Not surprisingly, on the other side of the coin, there is a sense of victimhood, a belief (whether justified or not) that Shiva Boys have been getting the very short end of the stick from officials who, it is claimed, are openly biased in favour of the "prestige" school. As one parent from the Penal/Debe area explained to me yesterday: "Let them come down this side and they go get real licks!" Given that the licking, as he elaborated, was going to be of a physical rather than a scoreline nature, I'm assuming that the blows would have been intended for the alleged tiefin' officials.

None of this is unique to our environment, of course. Just last week, fans of West Ham United did the Nazi salute and hissed as a means of mimicking the gas chambers of the Nazi World War II death camps during the English Premier League fixture against London rivals Tottenham Hotspur, a club which has traditionally enjoyed strong support from the Jewish community.
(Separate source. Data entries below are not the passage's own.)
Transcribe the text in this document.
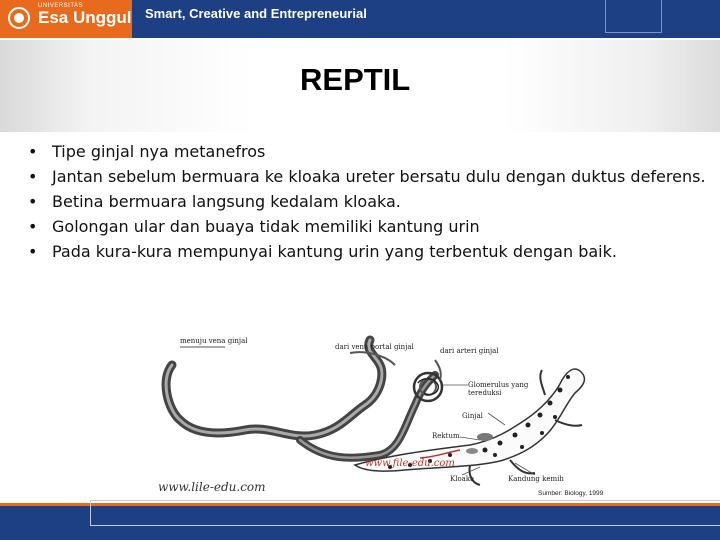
UNIVERSITAS
Esa Unggul Smart, Creative and Entrepreneurial
REPTIL
• Tipe ginjal nya metanefros
• Jantan sebelum bermuara ke kloaka ureter bersatu dulu dengan duktus deferens.
• Betina bermuara langsung kedalam kloaka.
• Golongan ular dan buaya tidak memiliki kantung urin
• Pada kura-kura mempunyai kantung urin yang terbentuk dengan baik.
menuju vena ginjal
dari vena portal ginjal	dari arteri ginjal
Glomerulus yang tereduksi
Ginjal
Rektum
www.file-edu.com
Kloaka	Kandung kemih
www.lile-edu.com	Sumber: Biology, 1999
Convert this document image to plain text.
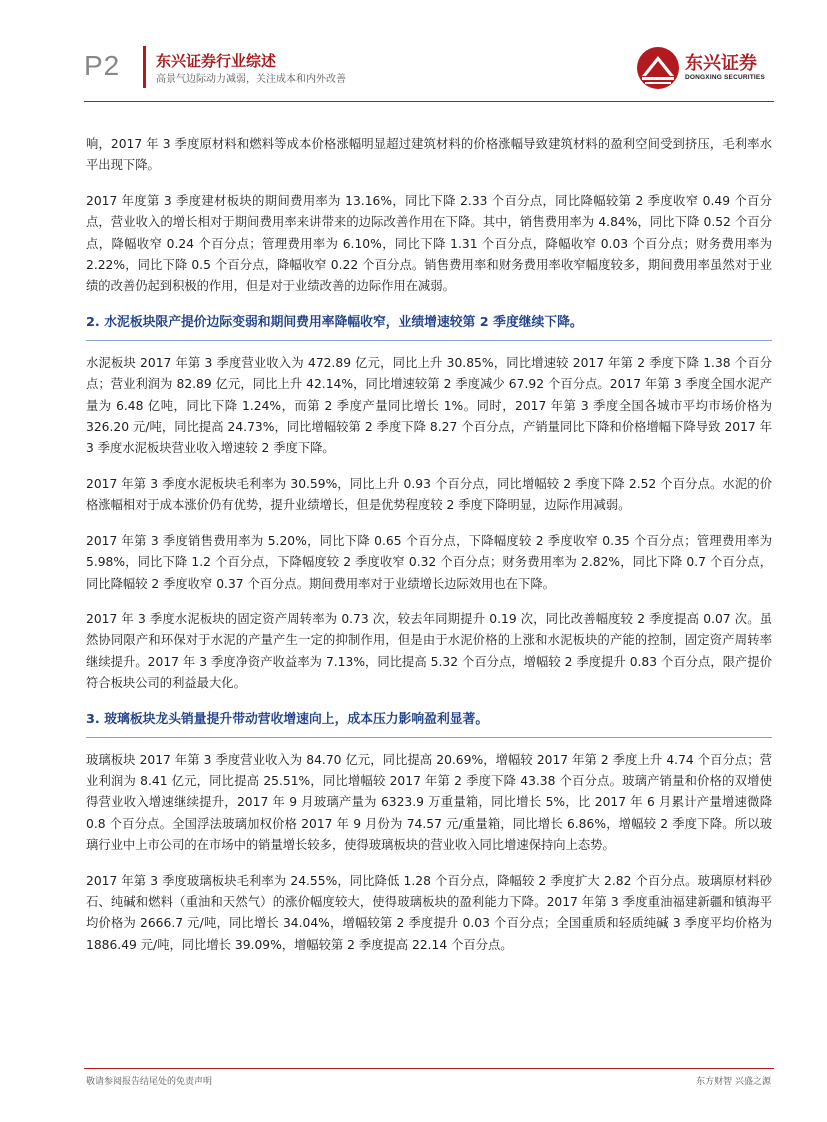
P2 东兴证券行业综述
高景气边际动力减弱，关注成本和内外改善
东兴证券
DONGXING SECURITIES

响，2017 年 3 季度原材料和燃料等成本价格涨幅明显超过建筑材料的价格涨幅导致建筑材料的盈利空间受到挤压，毛利率水平出现下降。

2017 年度第 3 季度建材板块的期间费用率为 13.16%，同比下降 2.33 个百分点，同比降幅较第 2 季度收窄 0.49 个百分点，营业收入的增长相对于期间费用率来讲带来的边际改善作用在下降。其中，销售费用率为 4.84%，同比下降 0.52 个百分点，降幅收窄 0.24 个百分点；管理费用率为 6.10%，同比下降 1.31 个百分点，降幅收窄 0.03 个百分点；财务费用率为 2.22%，同比下降 0.5 个百分点，降幅收窄 0.22 个百分点。销售费用率和财务费用率收窄幅度较多，期间费用率虽然对于业绩的改善仍起到积极的作用，但是对于业绩改善的边际作用在减弱。

2. 水泥板块限产提价边际变弱和期间费用率降幅收窄，业绩增速较第 2 季度继续下降。

水泥板块 2017 年第 3 季度营业收入为 472.89 亿元，同比上升 30.85%，同比增速较 2017 年第 2 季度下降 1.38 个百分点；营业利润为 82.89 亿元，同比上升 42.14%，同比增速较第 2 季度减少 67.92 个百分点。2017 年第 3 季度全国水泥产量为 6.48 亿吨，同比下降 1.24%，而第 2 季度产量同比增长 1%。同时，2017 年第 3 季度全国各城市平均市场价格为 326.20 元/吨，同比提高 24.73%，同比增幅较第 2 季度下降 8.27 个百分点，产销量同比下降和价格增幅下降导致 2017 年 3 季度水泥板块营业收入增速较 2 季度下降。

2017 年第 3 季度水泥板块毛利率为 30.59%，同比上升 0.93 个百分点，同比增幅较 2 季度下降 2.52 个百分点。水泥的价格涨幅相对于成本涨价仍有优势，提升业绩增长，但是优势程度较 2 季度下降明显，边际作用减弱。

2017 年第 3 季度销售费用率为 5.20%，同比下降 0.65 个百分点，下降幅度较 2 季度收窄 0.35 个百分点；管理费用率为 5.98%，同比下降 1.2 个百分点，下降幅度较 2 季度收窄 0.32 个百分点；财务费用率为 2.82%，同比下降 0.7 个百分点，同比降幅较 2 季度收窄 0.37 个百分点。期间费用率对于业绩增长边际效用也在下降。

2017 年 3 季度水泥板块的固定资产周转率为 0.73 次，较去年同期提升 0.19 次，同比改善幅度较 2 季度提高 0.07 次。虽然协同限产和环保对于水泥的产量产生一定的抑制作用，但是由于水泥价格的上涨和水泥板块的产能的控制，固定资产周转率继续提升。2017 年 3 季度净资产收益率为 7.13%，同比提高 5.32 个百分点，增幅较 2 季度提升 0.83 个百分点，限产提价符合板块公司的利益最大化。

3. 玻璃板块龙头销量提升带动营收增速向上，成本压力影响盈利显著。

玻璃板块 2017 年第 3 季度营业收入为 84.70 亿元，同比提高 20.69%，增幅较 2017 年第 2 季度上升 4.74 个百分点；营业利润为 8.41 亿元，同比提高 25.51%，同比增幅较 2017 年第 2 季度下降 43.38 个百分点。玻璃产销量和价格的双增使得营业收入增速继续提升，2017 年 9 月玻璃产量为 6323.9 万重量箱，同比增长 5%，比 2017 年 6 月累计产量增速微降 0.8 个百分点。全国浮法玻璃加权价格 2017 年 9 月份为 74.57 元/重量箱，同比增长 6.86%，增幅较 2 季度下降。所以玻璃行业中上市公司的在市场中的销量增长较多，使得玻璃板块的营业收入同比增速保持向上态势。

2017 年第 3 季度玻璃板块毛利率为 24.55%，同比降低 1.28 个百分点，降幅较 2 季度扩大 2.82 个百分点。玻璃原材料砂石、纯碱和燃料（重油和天然气）的涨价幅度较大，使得玻璃板块的盈利能力下降。2017 年第 3 季度重油福建新疆和镇海平均价格为 2666.7 元/吨，同比增长 34.04%，增幅较第 2 季度提升 0.03 个百分点；全国重质和轻质纯碱 3 季度平均价格为 1886.49 元/吨，同比增长 39.09%，增幅较第 2 季度提高 22.14 个百分点。

敬请参阅报告结尾处的免责声明	东方财智 兴盛之源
But that is where real leadership should be exercised in the form of swift censure and a clear, unambiguous message that such conduct will not be tolerated. We didn't hear that from West Ham manager Sam Allardyce, who claimed not to have seen or heard the provocative gestures or noises, nor did we get that from the SSFL, with the spectator's violent intervention having essentially contributed to Shiva Boys' advancement to the national semifinal against St Anthony's College this afternoon at the Hasely Crawford Stadium.

Has the leadership of the Trinidad and Tobago Cycling Federation failed Christopher Sellier, who says there is now a great weight off his shoulders following the decision to retire from the sport? Or is he just a prima donna, a star performer who expects to have his way every time?

His recounting of the circumstances that prompted him to choose retirement, if they are true, require of the TTCF and re-elected president Rowena Williams to respond to the accusations and allegations in a precise, verifiable manner that would make a lie of the cyclist's version of events. To do otherwise would be to add fuel to the fire of speculation that the sport, not for the first time mind you, is governed by an executive that prioritises favouritism, cronyism and expediency ahead of merit.

We are not a population so large that we can afford to lose phenomenal talent in any sphere of endeavour. And even if we were, even if there are one or two Christopher Selliers just waiting for the chance to shine in the saddle, is it not something worth investigating that a young man of such ability could be so disillusioned in such a short space of time that he chooses to give it all up?

It is just so typical of this bizarre twin-island state that in the same year in which Njisane Phillip came closest to an Olympic medal since Gene Samuel 28 years earlier, a double gold medallist from the 2010 Pan American Championships determines that the heavy jamming, as he perceives it, from the administration of his own sport, is just too much to take.

That he isn't embarking on a hunger strike as an act of protest should be no consolation.